MADRID – Repsol, BP and Cepsa confirmed on Wednesday that they, along with several other oil companies, are under investigation for possible anti-competitive practices in the energy industry.
The three companies confirmed this on Wednesday. They also indicated that they will fully cooperate with the competition watchdog CNMC and comply with all competition rules. “The CNMC inspected our Madrid office. BP cooperated with the CNMC throughout the process,” BP was quoted as saying in El Mundo newspaper.
Earlier on Wednesday, the CNMC said it had launched an investigation into several operators in Spain’s energy industry. To this end, between November 28 and December 2, the organization “raided” the headquarters without identifying the companies under investigation. All the dominant players in the Spanish oil industry are under investigation, according to a source close to the investigation.
Complaints from low-cost competitors
The investigation followed complaints received by CNMC from low-cost competitors. These included Ballenoil, Gasexpress, Petroprix, Plenoil and Petrocar. They have accused the big three of price-fixing as a result of the additional discounts that the three energy companies began to apply to their gas stations because of the 20 cents per litre discount approved by the government.
Increased energy prices
After the war in Ukraine, energy prices rose in Spain, as elsewhere in Europe. As a result, the revenues and profits of energy companies also increased. This in turn prompted the authorities to intervene in the market with subsidies and new taxes. People became increasingly concerned about price transparency.
In 2015, the CNMC imposed fines of €22.8 million on Repsol and several other companies for matching fuel prices at filling stations. The competition watchdog said on Wednesday that inspections are a preliminary step in the process of investigating alleged anti-competitive practices.

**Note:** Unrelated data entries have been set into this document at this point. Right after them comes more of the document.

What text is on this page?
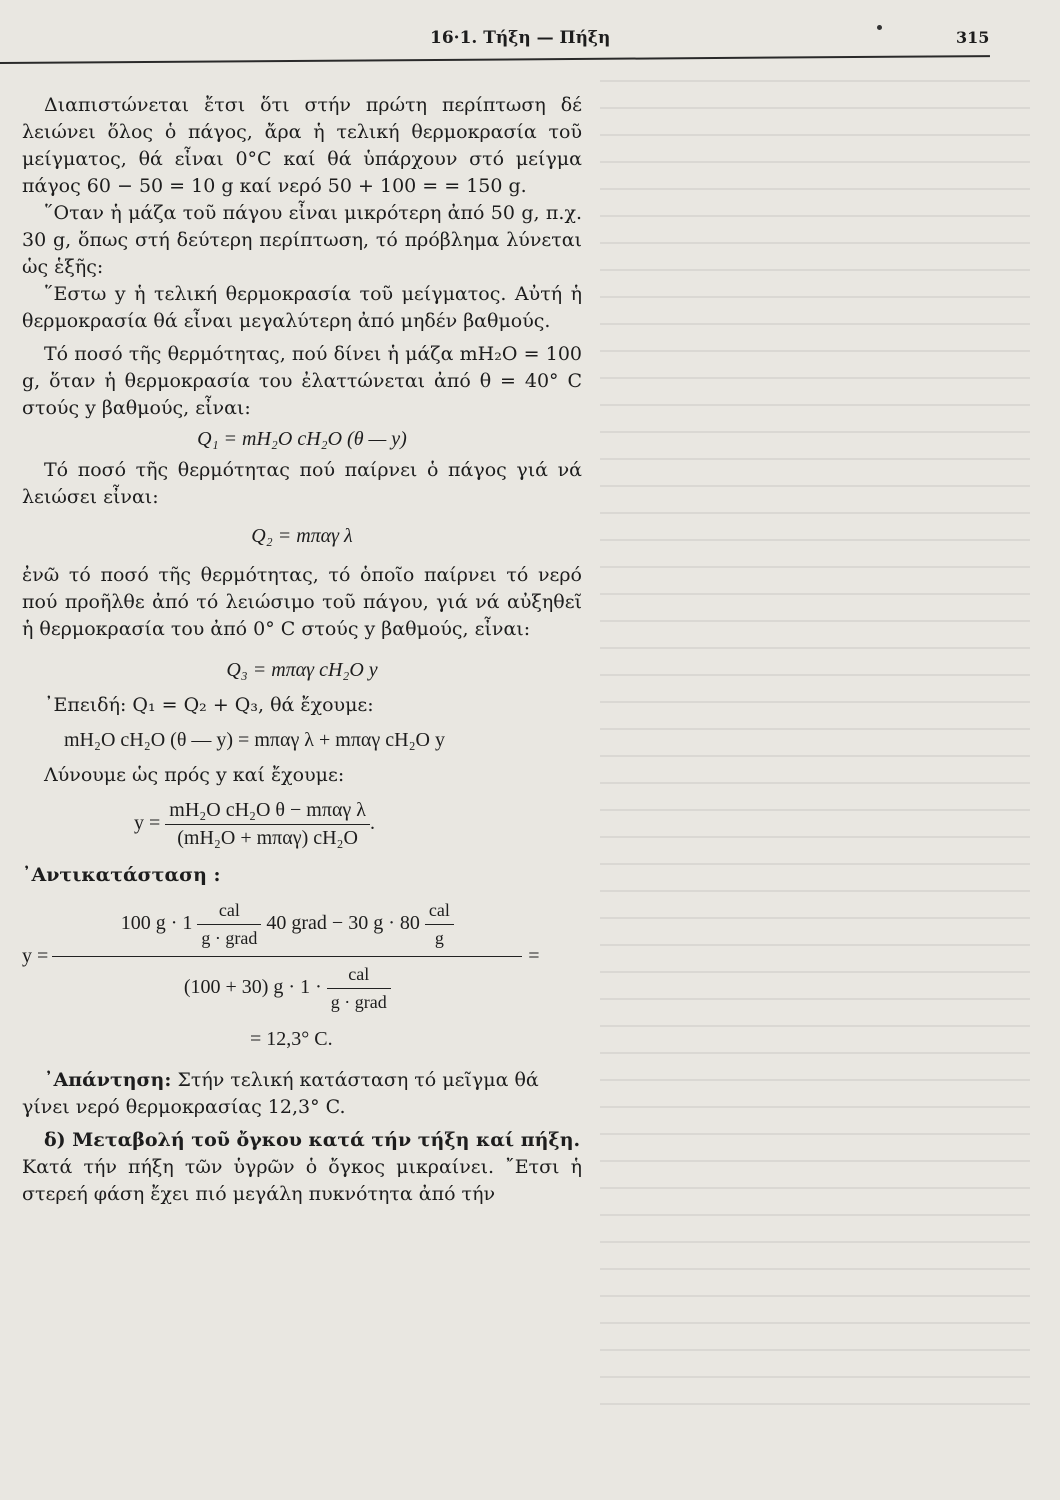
16·1. Τήξη — Πήξη	315

Διαπιστώνεται ἔτσι ὅτι στήν πρώτη περίπτωση δέ λειώνει ὅλος ὁ πάγος, ἄρα ἡ τελική θερμοκρασία τοῦ μείγματος, θά εἶναι 0°C καί θά ὑπάρχουν στό μείγμα πάγος 60 − 50 = 10 g καί νερό 50 + 100 = = 150 g.

῞Οταν ἡ μάζα τοῦ πάγου εἶναι μικρότερη ἀπό 50 g, π.χ. 30 g, ὅπως στή δεύτερη περίπτωση, τό πρόβλημα λύνεται ὡς ἑξῆς:

῞Εστω y ἡ τελική θερμοκρασία τοῦ μείγματος. Αὐτή ἡ θερμοκρασία θά εἶναι μεγαλύτερη ἀπό μηδέν βαθμούς.

Τό ποσό τῆς θερμότητας, πού δίνει ἡ μάζα mH₂O = 100 g, ὅταν ἡ θερμοκρασία του ἐλαττώνεται ἀπό θ = 40° C στούς y βαθμούς, εἶναι:

Q₁ = mH₂O cH₂O (θ — y)

Τό ποσό τῆς θερμότητας πού παίρνει ὁ πάγος γιά νά λειώσει εἶναι:

Q₂ = mπαγ λ

ἐνῶ τό ποσό τῆς θερμότητας, τό ὁποῖο παίρνει τό νερό πού προῆλθε ἀπό τό λειώσιμο τοῦ πάγου, γιά νά αὐξηθεῖ ἡ θερμοκρασία του ἀπό 0° C στούς y βαθμούς, εἶναι:

Q₃ = mπαγ cH₂O y

᾿Επειδή: Q₁ = Q₂ + Q₃, θά ἔχουμε:

mH₂O cH₂O (θ — y) = mπαγ λ + mπαγ cH₂O y

Λύνουμε ὡς πρός y καί ἔχουμε:

$y = \frac{\text{mH₂O cH₂O θ − mπαγ λ}}{\text{(mH₂O + mπαγ) cH₂O}}$ .

᾿Αντικατάσταση :

y =
100 $g \cdot 1 \frac{\text{cal}}{\text{g · grad}} 40$ grad − 30 $g \cdot 80 \frac{\text{cal}}{g}$
(100 + 30) $g \cdot 1 \cdot \frac{\text{cal}}{\text{g · grad}}$
=
= 12,3° C.

᾿Απάντηση: Στήν τελική κατάσταση τό μεῖγμα θά γίνει νερό θερμοκρασίας 12,3° C.

δ) Μεταβολή τοῦ ὄγκου κατά τήν τήξη καί πήξη.

Κατά τήν πήξη τῶν ὑγρῶν ὁ ὄγκος μικραίνει. ῎Ετσι ἡ στερεή φάση ἔχει πιό μεγάλη πυκνότητα ἀπό τήν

If there is evidence of prohibited practices, disciplinary proceedings will start
If the inspection leads to “evidence of practices prohibited by Spanish competition law and by EU treaties, disciplinary proceedings will be formally initiated,” the CNMC said. Anti-competitive practices can lead to fines of up to 10% of the total business volume of the infringing companies in the year immediately preceding the breach, the watchdog said in its statement.
The case has put the regulator in a Kafkaesque position as it could lead to sanctions against the big oil companies for doing what the government required of them: to participate and offer lower prices to consumers.